Outcrop analog studies have long served as a benchmark tool to convey geologic relationships of subsurface reservoirs and to improve the modeling of hydrocarbon recovery. One limiting feature of outcrop research is that its "language" is analog based, typically relying on cumbersome photomosaics and geologic cross sections.The exchange, archiving, and/or retrieval of information and knowledge have been challenging. Because today's subsurface geologist works mainly in a workstation environment, it is highly desirable to develop a medium by which interpreters can readily access and share the outcrop knowledge that has been gained from decades of study. New developments in lidar technologies are bringing about such change by providing a direct link between the outcrop and the workstation. Advances in acquisition technology, data handling and processing, and visualization now bring kilometer-long and complexly faceted rock exposures into navigable 3-D volumes.

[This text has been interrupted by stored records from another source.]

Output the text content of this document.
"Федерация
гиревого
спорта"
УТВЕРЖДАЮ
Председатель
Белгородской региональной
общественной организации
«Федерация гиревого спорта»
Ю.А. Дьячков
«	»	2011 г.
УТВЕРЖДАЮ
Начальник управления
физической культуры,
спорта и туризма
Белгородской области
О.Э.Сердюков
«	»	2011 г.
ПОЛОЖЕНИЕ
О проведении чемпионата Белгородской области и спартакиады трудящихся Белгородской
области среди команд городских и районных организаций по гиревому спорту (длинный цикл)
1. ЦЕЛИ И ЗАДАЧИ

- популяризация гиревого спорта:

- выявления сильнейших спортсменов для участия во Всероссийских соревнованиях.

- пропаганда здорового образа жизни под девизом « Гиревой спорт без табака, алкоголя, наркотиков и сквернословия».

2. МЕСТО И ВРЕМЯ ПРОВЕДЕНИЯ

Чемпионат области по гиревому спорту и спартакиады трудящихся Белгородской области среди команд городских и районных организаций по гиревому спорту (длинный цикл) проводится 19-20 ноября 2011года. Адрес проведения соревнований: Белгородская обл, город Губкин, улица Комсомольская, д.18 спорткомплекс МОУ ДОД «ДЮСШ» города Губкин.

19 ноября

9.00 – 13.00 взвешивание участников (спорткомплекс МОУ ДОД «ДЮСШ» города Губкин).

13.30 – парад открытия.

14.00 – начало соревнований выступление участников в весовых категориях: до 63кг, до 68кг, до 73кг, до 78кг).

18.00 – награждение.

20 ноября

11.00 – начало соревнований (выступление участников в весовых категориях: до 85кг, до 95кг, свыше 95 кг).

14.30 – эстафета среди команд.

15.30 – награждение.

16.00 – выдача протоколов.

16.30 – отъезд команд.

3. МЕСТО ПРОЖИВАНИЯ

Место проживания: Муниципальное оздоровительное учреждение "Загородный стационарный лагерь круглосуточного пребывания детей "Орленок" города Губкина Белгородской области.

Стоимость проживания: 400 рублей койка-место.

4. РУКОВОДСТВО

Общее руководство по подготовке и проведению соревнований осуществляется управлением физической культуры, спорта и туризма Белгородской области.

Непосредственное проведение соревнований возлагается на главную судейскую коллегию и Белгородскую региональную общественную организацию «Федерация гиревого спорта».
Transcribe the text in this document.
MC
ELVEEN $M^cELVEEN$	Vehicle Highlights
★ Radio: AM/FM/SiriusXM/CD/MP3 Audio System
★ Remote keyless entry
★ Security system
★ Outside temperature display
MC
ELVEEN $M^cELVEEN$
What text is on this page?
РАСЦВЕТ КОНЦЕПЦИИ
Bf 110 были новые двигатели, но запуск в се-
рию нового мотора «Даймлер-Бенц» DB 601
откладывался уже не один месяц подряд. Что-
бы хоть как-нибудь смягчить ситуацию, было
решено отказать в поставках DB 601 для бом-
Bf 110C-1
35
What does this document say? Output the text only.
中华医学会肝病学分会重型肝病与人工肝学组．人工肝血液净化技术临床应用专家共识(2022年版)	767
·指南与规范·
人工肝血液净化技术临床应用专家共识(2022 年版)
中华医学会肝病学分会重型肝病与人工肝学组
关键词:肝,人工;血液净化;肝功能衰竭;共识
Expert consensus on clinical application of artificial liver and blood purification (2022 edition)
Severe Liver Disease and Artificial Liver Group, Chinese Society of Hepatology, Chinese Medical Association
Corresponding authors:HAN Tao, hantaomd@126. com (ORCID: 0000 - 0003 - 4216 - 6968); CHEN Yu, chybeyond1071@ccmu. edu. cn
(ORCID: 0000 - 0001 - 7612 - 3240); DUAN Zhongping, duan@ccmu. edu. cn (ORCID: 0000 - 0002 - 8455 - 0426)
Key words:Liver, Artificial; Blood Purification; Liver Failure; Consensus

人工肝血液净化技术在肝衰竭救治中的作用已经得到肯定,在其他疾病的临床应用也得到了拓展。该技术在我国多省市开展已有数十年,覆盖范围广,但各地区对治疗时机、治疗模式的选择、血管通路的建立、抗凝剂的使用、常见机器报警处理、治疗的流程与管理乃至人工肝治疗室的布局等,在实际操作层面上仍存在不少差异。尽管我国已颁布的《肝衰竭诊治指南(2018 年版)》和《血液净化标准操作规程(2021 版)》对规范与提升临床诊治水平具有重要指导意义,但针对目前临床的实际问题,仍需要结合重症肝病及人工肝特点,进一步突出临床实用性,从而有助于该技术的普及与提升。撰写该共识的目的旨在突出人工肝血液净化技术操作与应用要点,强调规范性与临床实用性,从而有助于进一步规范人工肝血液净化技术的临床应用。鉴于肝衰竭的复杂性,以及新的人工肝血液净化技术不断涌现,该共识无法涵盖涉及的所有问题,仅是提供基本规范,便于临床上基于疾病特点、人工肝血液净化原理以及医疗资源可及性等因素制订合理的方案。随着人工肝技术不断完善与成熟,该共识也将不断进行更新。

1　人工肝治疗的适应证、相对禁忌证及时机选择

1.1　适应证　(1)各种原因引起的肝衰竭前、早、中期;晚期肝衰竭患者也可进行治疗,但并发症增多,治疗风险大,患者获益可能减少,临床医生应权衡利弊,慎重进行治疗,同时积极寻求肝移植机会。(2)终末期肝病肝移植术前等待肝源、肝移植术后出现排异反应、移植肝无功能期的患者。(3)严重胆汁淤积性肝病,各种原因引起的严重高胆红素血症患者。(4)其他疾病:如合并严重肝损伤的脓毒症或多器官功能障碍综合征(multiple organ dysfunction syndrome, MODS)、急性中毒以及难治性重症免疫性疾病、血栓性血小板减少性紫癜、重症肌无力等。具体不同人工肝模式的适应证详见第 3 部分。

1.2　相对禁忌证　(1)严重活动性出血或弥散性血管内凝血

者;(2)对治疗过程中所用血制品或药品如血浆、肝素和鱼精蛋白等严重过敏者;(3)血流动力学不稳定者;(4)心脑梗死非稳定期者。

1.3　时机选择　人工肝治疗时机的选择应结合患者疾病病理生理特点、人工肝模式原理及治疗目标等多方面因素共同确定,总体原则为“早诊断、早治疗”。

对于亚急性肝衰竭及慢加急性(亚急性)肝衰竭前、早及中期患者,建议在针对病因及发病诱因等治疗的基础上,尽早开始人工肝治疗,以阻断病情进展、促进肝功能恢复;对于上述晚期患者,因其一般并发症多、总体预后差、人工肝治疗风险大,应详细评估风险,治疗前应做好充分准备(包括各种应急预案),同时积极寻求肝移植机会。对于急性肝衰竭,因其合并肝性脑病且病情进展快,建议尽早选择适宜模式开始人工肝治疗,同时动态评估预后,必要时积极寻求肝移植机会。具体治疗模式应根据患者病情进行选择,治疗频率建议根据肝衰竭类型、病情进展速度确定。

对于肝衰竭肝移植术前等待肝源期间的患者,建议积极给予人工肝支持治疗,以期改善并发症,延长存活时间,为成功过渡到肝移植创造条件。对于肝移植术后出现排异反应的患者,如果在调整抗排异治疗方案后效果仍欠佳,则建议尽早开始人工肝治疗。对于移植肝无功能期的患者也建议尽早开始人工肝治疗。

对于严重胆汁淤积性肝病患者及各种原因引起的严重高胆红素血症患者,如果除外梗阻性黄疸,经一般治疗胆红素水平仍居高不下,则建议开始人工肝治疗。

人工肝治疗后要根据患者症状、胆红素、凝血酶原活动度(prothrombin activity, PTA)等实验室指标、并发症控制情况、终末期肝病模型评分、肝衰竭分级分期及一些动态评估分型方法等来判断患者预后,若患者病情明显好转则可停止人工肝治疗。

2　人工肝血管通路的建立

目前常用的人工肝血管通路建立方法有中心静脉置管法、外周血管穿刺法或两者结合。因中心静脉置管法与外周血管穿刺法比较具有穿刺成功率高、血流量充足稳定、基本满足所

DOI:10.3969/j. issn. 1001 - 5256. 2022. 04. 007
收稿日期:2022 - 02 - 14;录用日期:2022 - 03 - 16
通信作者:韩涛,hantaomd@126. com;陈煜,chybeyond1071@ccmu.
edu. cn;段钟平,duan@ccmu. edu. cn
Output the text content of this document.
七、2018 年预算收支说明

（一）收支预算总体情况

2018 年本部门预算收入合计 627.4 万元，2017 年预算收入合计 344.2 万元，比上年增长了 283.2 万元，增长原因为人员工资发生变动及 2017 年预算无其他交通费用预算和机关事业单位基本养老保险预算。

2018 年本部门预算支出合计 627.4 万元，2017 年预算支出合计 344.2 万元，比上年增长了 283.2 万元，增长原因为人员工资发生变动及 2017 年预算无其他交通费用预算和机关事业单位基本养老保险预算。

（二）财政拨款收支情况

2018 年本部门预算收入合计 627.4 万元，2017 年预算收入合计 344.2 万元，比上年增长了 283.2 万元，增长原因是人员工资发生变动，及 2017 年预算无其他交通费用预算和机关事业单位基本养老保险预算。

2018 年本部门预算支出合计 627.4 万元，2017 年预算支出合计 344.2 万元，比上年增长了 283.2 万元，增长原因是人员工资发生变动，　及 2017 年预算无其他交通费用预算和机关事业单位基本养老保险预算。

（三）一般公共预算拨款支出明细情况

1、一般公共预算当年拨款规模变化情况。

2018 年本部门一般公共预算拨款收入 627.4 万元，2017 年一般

Researchers at the Bureau of Economic Geology are targeting several clastic and carbonate outcrops from a variety of depositional settings for quantitative study. We combine conventional field study methods with laser-generated imagery to create a 3-D digital framework for the outcrop. We can interrogate the exposures by positioning ourselves in an infinite number of "virtual" vantage points and observe relationships not visible or apparent while on foot. Bounding surfaces, lithofacies types, and faults can be interpreted on the laser-generated point cloud of the outcrop, similar to the interpretation of 3-D seismic data volumes. Digital photographs are draped onto the 3-D outcrop models, providing geologists the ability to take virtual tours of the rock face using simple VRML (virtual reality modeling language) technology. Simply put, we can ask questions and seek answers at a pace and accuracy that were not previously possible.

Laser-generated models and visualization software offer geologists a quantitative 3-D medium to interact with and share outcrop observations. The archiving and retrieval of a large volume of data are possible. The combination of rocks and laser technology has exciting potential for use in stratigraphic research, structural analysis, analog modeling, and education and information exchange.